Yes often, the questions concerned are indeed the ones the stars don't enjoy, despite the fact they publicise their lives in every other way (tipping off paparazzi, walking red carpets, tweeting, releasing documentaries) and reap millions of dollars as a result.

In the US, the interviewing circuit is strictly controlled by powerful PRs who insist that their protected celebrities are never asked anything "uncomfortable". In many ways, it is they who are the bullies.

If journalists there dare to ask a straight question (on behalf of their curious readers) usually they are ejected from the circuit or seen as troublemakers. It means there is a constant stream of sanitised celebrity stories, a glossed-over, air-brushed presentation of these peoples lives, which has become a type of embarrassing propaganda.
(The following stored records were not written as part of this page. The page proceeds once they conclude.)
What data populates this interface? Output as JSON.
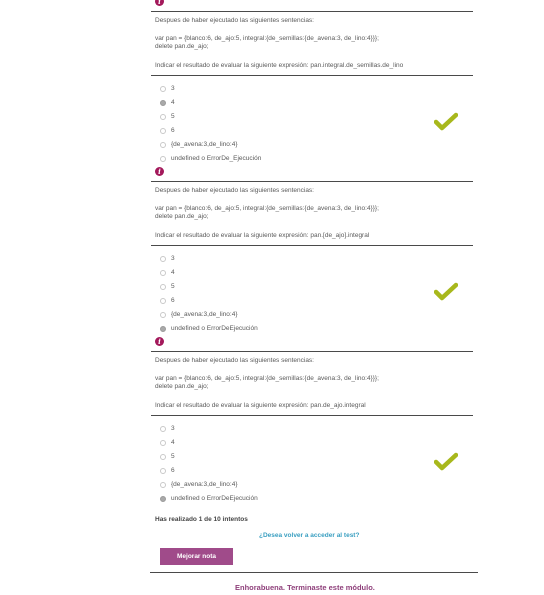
{
  "questions": [
    {
      "intro": "Despues de haber ejecutado las siguientes sentencias:",
      "code_line1": "var pan = {blanco:6, de_ajo:5, integral:{de_semillas:{de_avena:3, de_lino:4}}};",
      "code_line2": "delete pan.de_ajo;",
      "prompt": "Indicar el resultado de evaluar la siguiente expresión: pan.integral.de_semillas.de_lino",
      "options": [
        "3",
        "4",
        "5",
        "6",
        "{de_avena:3,de_lino:4}",
        "undefined o ErrorDe_Ejecución"
      ],
      "selected_index": 1,
      "result": "correct"
    },
    {
      "intro": "Despues de haber ejecutado las siguientes sentencias:",
      "code_line1": "var pan = {blanco:6, de_ajo:5, integral:{de_semillas:{de_avena:3, de_lino:4}}};",
      "code_line2": "delete pan.de_ajo;",
      "prompt": "Indicar el resultado de evaluar la siguiente expresión: pan.[de_ajo].integral",
      "options": [
        "3",
        "4",
        "5",
        "6",
        "{de_avena:3,de_lino:4}",
        "undefined o ErrorDeEjecución"
      ],
      "selected_index": 5,
      "result": "correct"
    },
    {
      "intro": "Despues de haber ejecutado las siguientes sentencias:",
      "code_line1": "var pan = {blanco:6, de_ajo:5, integral:{de_semillas:{de_avena:3, de_lino:4}}};",
      "code_line2": "delete pan.de_ajo;",
      "prompt": "Indicar el resultado de evaluar la siguiente expresión: pan.de_ajo.integral",
      "options": [
        "3",
        "4",
        "5",
        "6",
        "{de_avena:3,de_lino:4}",
        "undefined o ErrorDeEjecución"
      ],
      "selected_index": 5,
      "result": "correct"
    }
  ],
  "footer": {
    "attempts_text": "Has realizado 1 de 10 intentos",
    "retry_link": "¿Desea volver a acceder al test?",
    "improve_button": "Mejorar nota",
    "congrats": "Enhorabuena. Terminaste este módulo."
  },
  "colors": {
    "info_icon": "#a3195b",
    "checkmark": "#a8b81c",
    "button": "#a04b8a",
    "link": "#3a9fc1"
  },
  "icons": [
    "info-icon",
    "checkmark-icon",
    "radio-icon"
  ]
}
For readers, who don't see the inside workings, celebrities are being worshipped like gods - instead of simply being highly regarded men and women with considerable artistic talent (and human failings like the rest of us).
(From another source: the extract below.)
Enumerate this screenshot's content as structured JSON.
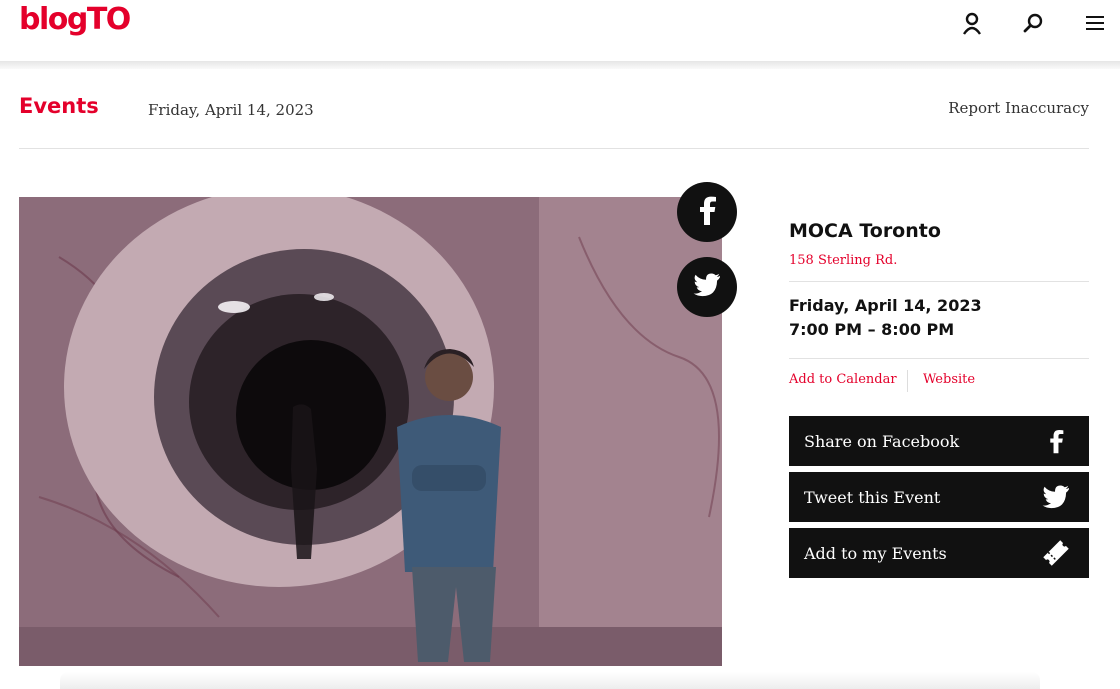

There are huge exceptions to this, but only because of the way some stars themselves behave. Hugh Jackman is incredibly clever with the media and photographers, often talking to them directly about what he needs (particularly when his children are included in a photo) and agreeing on the boundaries. He is widely respected as an intelligent, gentlemanly star, who understands the real meaning of show business - yes, it is also a business, which feeds readers, viewers, audiences and of course the stars themselves.

On the other hand, Perry, in the way she behaved in the interview, is falling for the hype that she is more important than the people she is singing to or making her documentary for. It made her look infantile. Why is she above being asked a simple question about her former marriage (which she has publicised in her film and her music)? If the Aussie approach is a direct one, surely that is a refreshing thing, in a world where the cult of celebrity has gone mad.

I'm reminded of a Jodie Foster press conference many years ago in Sydney, when a stern public relations woman told the gathered media a number of topics were off-limits and warned us that questions would be stopped, or not answered, if those topics were broached.

Then Foster arrived, one of the world's most renowned actors, and set everybody straight. When a journalist asked something nearing the off-limits questions, Foster said "ask me anything, I'm a grown up, I'll answer them if I want to".

I can't imagine what it must be like for celebrities to be asked the same questions the world over, in country after country, people prying into their private lives or asking inane details about every aspect of their life. It must be as boring and frustrating as hell - one of the worst parts of the job.

But isn't it a side of celebrity we should show more often? So for all those kids out there who now have no ambition except for being a "star" or "being famous on a reality show", there is also a balanced view about the mechanics involved behind the industry and how celebrities are treated and behave in real life.

In being honest about the way Katy Perry acted during her interview, Sunday Night did a good job.